Missouri voters in 2016 will have a hand in picking a new president, a successor to Jay Nixon and possibly legalizing marijuana in the Show-Me State.
Show-Me Cannabis, an association of pro-legalization-minded individuals and organizations, plans to submit paperwork with the Missouri Secretary of State’s Office this week or next to start the process of putting a ballot initiative before voters in 2016.
Once bureaucratic matters get sorted out in the coming weeks, Show-Me Cannabis will seek about 300,000 signatures (almost double the 160,000 required to put matters before the electorate) from at least six of the eight Missouri congressional districts to put marijuana legalization on the 2016 general-election ballot.
John Payne, executive director of Show-Me Cannabis, tells us that internal polling earlier this year showed 45 percent of registered voters supported the measure for the 2014 mid-term elections, typically a low-turnout affair relative to presidential elections.
The support, Payne projects, swells to 52 percent during a higher-turnout presidential election, which is why his group opted for the 2016 ballot instead of pushing forward in 2014.
“It’s really a question of turnout,” Payne says. “If everyone in the state voted tomorrow, we would win.”
Attitudes have been transforming toward ending, or at least relaxing, marijuana prohibition. Colorado and Washington have legalized marijuana, largely without incident, since 2012. (Oregon; Washington, D.C.; and Alaska voters will weigh in on legalization tomorrow, while Florida will take up medical marijuana.) Those two states have also realized a fiscal boost from both law-enforcement savings and from taxes gleaned from marijuana sales.
Payne says Missouri could realize $90 million in law-enforcement savings from no longer having to patrol, arrest, prosecute and, in some cases, imprison users and sellers. That figure is based on work done by Jeffrey Miron, a Harvard University economist hired by Show-Me Cannabis to analyze legalization’s fiscal impact in Missouri.
If Missouri adopted a tax structure similar to what’s placed upon alcohol and tobacco in the state (about 12 percent), that could result in $60 million in new revenues. Payne adds that if a 25 percent tax were applied, that number could grow north of $200 million.
Show-Me Cannabis is still discussing how to apportion marijuana revenues, but likely recipients may include police and firefighter pensions, education, mental-health services, drug prevention and treatment, and the like.

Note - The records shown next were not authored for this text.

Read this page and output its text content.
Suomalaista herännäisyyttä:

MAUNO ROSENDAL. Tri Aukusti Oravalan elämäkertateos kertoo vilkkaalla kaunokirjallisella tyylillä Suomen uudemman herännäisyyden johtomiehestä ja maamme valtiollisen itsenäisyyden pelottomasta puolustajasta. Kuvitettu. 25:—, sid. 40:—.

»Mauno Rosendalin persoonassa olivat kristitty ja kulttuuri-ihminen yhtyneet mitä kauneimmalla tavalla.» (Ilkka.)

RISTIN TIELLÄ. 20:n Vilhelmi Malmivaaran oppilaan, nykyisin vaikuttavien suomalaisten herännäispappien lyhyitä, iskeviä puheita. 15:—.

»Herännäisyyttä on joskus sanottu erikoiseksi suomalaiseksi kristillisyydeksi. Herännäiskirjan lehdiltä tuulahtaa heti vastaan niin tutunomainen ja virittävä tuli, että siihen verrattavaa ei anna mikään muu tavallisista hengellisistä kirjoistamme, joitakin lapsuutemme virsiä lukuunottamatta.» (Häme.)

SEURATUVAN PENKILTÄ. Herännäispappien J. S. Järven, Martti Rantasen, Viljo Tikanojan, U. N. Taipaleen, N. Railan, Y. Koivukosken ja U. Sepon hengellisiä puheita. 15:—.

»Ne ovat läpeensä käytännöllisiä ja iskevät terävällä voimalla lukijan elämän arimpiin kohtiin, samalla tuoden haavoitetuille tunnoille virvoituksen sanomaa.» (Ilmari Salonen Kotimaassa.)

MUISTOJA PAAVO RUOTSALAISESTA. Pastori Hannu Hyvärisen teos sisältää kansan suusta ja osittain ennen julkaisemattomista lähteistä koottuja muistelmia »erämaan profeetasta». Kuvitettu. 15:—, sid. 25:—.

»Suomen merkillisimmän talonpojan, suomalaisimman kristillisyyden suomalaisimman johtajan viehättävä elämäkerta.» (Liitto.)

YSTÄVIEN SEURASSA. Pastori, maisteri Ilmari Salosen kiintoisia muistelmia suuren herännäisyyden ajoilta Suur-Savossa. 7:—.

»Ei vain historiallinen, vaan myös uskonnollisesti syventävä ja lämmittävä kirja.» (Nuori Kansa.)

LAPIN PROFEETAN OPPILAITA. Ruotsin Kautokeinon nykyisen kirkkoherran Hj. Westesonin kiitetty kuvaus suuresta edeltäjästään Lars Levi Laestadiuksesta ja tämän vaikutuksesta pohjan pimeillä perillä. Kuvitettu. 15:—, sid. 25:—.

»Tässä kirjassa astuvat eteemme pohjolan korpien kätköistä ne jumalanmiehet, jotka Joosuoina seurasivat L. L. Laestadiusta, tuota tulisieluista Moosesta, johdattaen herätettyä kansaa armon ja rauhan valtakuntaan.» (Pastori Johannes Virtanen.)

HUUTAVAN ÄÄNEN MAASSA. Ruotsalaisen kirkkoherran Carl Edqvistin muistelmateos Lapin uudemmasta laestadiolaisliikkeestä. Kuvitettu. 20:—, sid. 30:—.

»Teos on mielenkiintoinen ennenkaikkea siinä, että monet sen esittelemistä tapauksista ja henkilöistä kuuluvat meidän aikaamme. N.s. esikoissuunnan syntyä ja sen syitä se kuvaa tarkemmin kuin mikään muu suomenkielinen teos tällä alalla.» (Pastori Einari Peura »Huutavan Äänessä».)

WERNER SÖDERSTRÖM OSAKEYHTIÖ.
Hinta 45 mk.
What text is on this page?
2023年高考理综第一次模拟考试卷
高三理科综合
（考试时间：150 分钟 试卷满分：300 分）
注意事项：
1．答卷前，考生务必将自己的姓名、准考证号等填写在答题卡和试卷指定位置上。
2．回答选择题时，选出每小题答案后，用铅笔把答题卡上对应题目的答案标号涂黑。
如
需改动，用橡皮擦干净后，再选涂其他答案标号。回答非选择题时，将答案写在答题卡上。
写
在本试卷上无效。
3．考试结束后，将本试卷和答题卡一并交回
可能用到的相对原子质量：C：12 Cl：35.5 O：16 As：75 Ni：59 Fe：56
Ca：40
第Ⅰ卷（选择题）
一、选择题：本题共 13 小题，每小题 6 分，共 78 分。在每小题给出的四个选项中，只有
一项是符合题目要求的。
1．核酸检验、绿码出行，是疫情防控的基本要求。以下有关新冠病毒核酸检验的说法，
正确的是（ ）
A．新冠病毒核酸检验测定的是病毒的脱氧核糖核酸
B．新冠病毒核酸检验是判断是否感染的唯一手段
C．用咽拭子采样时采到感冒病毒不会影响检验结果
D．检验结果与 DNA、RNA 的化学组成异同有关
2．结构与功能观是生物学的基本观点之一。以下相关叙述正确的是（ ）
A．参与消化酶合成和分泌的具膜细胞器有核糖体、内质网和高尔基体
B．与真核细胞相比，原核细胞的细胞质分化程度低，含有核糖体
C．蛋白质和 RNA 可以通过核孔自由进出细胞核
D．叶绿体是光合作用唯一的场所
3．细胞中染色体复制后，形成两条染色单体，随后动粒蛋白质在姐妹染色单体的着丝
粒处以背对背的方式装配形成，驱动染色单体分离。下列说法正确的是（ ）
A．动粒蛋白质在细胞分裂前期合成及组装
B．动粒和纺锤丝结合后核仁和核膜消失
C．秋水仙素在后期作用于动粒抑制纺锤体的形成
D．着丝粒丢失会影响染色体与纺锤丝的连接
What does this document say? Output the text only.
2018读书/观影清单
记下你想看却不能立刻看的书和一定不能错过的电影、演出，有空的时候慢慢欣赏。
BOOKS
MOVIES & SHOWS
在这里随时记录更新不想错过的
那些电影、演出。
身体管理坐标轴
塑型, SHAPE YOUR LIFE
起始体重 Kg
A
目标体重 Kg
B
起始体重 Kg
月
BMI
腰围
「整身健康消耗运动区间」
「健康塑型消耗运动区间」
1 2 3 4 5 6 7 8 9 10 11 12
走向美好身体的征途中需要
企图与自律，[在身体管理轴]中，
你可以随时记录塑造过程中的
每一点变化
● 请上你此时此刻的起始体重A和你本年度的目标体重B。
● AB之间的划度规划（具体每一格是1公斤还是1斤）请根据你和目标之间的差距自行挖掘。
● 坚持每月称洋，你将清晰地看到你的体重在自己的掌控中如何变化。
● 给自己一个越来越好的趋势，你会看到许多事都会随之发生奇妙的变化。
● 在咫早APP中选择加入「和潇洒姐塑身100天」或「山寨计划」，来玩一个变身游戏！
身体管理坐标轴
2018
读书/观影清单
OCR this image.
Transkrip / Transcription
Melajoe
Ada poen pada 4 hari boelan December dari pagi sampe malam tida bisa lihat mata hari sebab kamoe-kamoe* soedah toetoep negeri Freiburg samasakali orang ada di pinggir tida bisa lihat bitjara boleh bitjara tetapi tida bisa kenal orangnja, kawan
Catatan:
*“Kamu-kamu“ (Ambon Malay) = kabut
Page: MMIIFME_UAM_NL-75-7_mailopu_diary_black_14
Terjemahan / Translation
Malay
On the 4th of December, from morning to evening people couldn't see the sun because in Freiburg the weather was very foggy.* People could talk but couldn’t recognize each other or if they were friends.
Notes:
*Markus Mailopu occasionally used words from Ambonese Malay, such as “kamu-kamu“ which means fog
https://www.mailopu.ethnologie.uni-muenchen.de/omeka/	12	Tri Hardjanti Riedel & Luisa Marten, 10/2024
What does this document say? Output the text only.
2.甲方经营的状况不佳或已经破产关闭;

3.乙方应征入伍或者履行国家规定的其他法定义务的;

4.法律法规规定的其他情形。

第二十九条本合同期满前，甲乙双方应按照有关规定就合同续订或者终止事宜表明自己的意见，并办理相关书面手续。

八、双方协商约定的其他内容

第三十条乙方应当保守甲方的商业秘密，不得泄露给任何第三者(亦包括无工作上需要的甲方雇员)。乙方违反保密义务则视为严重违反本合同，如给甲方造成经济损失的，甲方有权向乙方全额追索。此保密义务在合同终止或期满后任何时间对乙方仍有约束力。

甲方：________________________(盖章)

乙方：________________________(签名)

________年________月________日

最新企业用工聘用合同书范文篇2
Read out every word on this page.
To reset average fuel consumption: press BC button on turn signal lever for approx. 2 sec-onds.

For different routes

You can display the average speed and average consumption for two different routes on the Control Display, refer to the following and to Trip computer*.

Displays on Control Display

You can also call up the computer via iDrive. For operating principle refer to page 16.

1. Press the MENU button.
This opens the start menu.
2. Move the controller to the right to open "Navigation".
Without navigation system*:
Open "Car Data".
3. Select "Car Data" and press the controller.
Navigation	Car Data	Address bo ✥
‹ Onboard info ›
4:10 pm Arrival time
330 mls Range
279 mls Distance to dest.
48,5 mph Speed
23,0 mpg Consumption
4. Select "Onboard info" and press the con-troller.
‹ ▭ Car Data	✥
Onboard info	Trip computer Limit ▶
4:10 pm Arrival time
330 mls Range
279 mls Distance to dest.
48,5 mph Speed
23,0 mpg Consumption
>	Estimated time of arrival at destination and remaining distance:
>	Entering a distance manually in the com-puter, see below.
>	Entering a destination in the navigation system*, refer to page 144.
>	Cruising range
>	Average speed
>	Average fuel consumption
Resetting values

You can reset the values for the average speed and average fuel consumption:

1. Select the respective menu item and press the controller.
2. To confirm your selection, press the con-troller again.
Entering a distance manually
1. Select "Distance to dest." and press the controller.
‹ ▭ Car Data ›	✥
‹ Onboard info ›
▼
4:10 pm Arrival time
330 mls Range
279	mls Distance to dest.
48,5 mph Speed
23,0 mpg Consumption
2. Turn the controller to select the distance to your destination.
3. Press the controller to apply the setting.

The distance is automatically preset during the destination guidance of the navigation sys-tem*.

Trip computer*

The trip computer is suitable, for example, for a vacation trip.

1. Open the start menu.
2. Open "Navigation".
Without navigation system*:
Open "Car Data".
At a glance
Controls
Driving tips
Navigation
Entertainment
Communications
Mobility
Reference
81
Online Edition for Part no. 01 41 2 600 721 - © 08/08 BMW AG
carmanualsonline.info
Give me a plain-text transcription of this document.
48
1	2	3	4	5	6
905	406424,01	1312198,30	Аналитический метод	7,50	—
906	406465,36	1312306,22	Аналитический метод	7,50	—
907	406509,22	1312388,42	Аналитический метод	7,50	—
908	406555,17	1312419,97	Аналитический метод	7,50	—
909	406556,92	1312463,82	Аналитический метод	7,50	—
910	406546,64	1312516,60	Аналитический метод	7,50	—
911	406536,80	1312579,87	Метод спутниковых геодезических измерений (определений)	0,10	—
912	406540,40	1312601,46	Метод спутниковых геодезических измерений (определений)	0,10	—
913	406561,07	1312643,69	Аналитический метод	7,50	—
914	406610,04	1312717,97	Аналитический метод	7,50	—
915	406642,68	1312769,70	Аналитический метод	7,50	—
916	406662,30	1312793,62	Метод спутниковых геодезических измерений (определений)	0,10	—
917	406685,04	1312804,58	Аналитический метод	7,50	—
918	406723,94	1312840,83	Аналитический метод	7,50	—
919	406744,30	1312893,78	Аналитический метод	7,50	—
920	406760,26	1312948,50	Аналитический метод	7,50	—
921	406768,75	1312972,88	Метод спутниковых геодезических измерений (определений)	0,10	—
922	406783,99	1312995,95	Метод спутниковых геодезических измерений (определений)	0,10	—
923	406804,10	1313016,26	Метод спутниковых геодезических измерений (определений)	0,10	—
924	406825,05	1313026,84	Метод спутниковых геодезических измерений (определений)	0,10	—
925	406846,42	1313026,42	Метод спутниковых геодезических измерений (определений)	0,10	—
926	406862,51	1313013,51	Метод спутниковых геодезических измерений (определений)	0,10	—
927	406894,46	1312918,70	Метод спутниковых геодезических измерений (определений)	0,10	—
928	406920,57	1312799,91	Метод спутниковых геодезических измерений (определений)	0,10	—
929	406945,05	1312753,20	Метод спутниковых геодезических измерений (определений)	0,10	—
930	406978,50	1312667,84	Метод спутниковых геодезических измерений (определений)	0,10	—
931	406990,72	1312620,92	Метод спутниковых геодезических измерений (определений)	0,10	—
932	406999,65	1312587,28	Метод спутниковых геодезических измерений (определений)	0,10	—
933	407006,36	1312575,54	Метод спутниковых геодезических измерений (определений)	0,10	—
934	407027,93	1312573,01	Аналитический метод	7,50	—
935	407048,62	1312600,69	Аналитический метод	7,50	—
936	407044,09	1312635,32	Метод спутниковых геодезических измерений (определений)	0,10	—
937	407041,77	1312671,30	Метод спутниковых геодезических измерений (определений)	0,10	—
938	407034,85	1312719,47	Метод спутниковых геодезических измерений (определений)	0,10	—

That kitty may be alluring not only to voters but also Missouri lawmakers who show signs of coming around on marijuana-related matters. The Missouri General Assembly dipped its toe into the medical-marijuana waters by allowing the use of low-THC concentrated treatments for various ailments and has relaxed punishment guidelines for small-time weed users.
“What we’ve found is, when we talk to a lot of legislators, it’s not so much that they oppose medical marijuana and industrial hemp, it’s just that they don’t know a lot about it,” Payne says.
Still, voters are the more palatable conduit to ending marijuana prohibition in Missouri.